I’m not sure I ever really got the answers, though. As my own studies advanced and I became more aware of modernism and postmodernism, the question mark became smaller; my understanding of the influence and magnitude of Rothko’s work cleared up some of my frustration. As Solomon writes, “Art, in truth, resists explanation. That is why it is called art. If an object could be explained in 137 words on an oversize wall label at the Metropolitan Museum of Art, you wouldn't need the object. You could just have the wall label. Art is not social studies; it seldom reveals its meaning at the end of chapter nine. Sooner or later it stumps you, and your stumped-ness remains a hidden part of the art experience.” For me, Rothko is now a word I use for stumped.

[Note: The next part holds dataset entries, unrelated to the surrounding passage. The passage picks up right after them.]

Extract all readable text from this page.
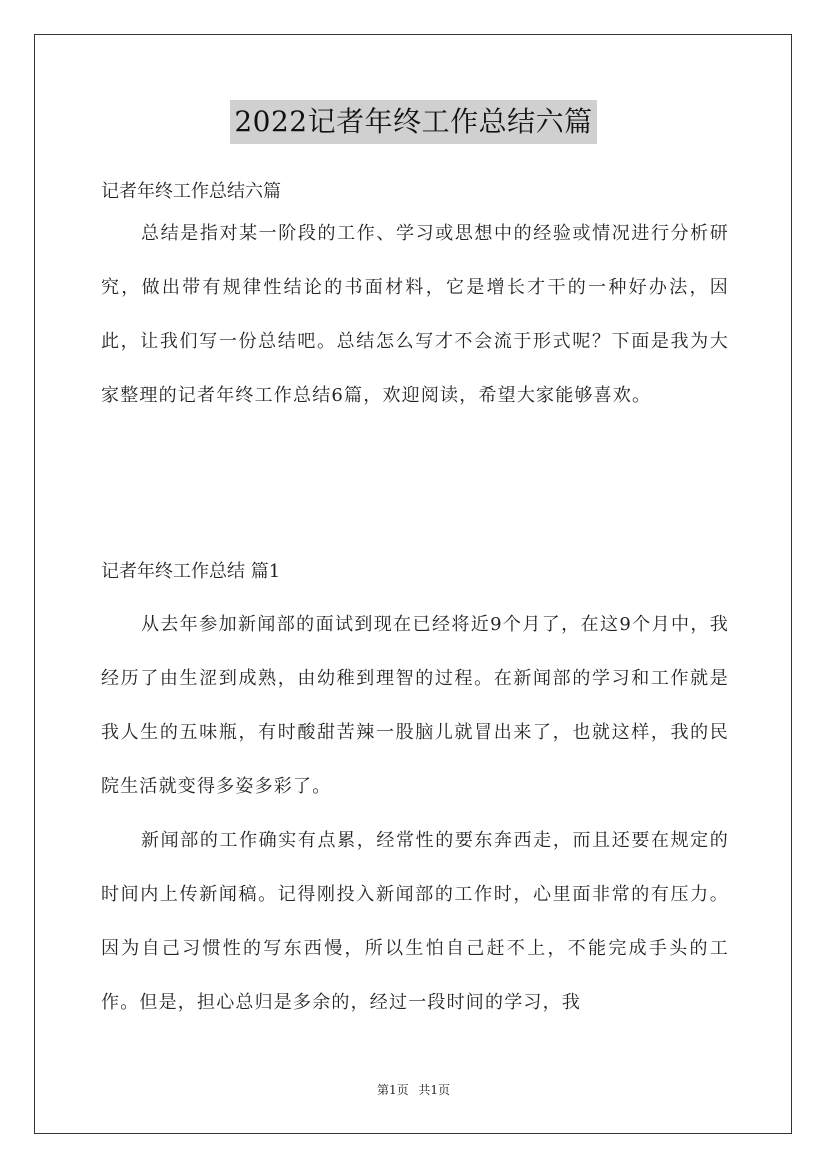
2022记者年终工作总结六篇
记者年终工作总结六篇

总结是指对某一阶段的工作、学习或思想中的经验或情况进行分析研究，做出带有规律性结论的书面材料，它是增长才干的一种好办法，因此，让我们写一份总结吧。总结怎么写才不会流于形式呢？下面是我为大家整理的记者年终工作总结6篇，欢迎阅读，希望大家能够喜欢。

记者年终工作总结 篇1

从去年参加新闻部的面试到现在已经将近9个月了，在这9个月中，我经历了由生涩到成熟，由幼稚到理智的过程。在新闻部的学习和工作就是我人生的五味瓶，有时酸甜苦辣一股脑儿就冒出来了，也就这样，我的民院生活就变得多姿多彩了。

新闻部的工作确实有点累，经常性的要东奔西走，而且还要在规定的时间内上传新闻稿。记得刚投入新闻部的工作时，心里面非常的有压力。因为自己习惯性的写东西慢，所以生怕自己赶不上，不能完成手头的工作。但是，担心总归是多余的，经过一段时间的学习，我

第1页 共1页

A few years ago, I was showing off a newly acquired, two-volume anthology of modern and postmodern poetry to a then friend who fancied himself a poet. Though I know now that his exposure to the period—and to poetry in general—was somewhat limited, at the time I was a little taken aback by his assessment. As he flipped through the second volume and scanned some of the “visual” pieces, he said, “Not much to it. I could do this.” At the time I excused his bravado, but I realize today that he had simply been Rothkoed.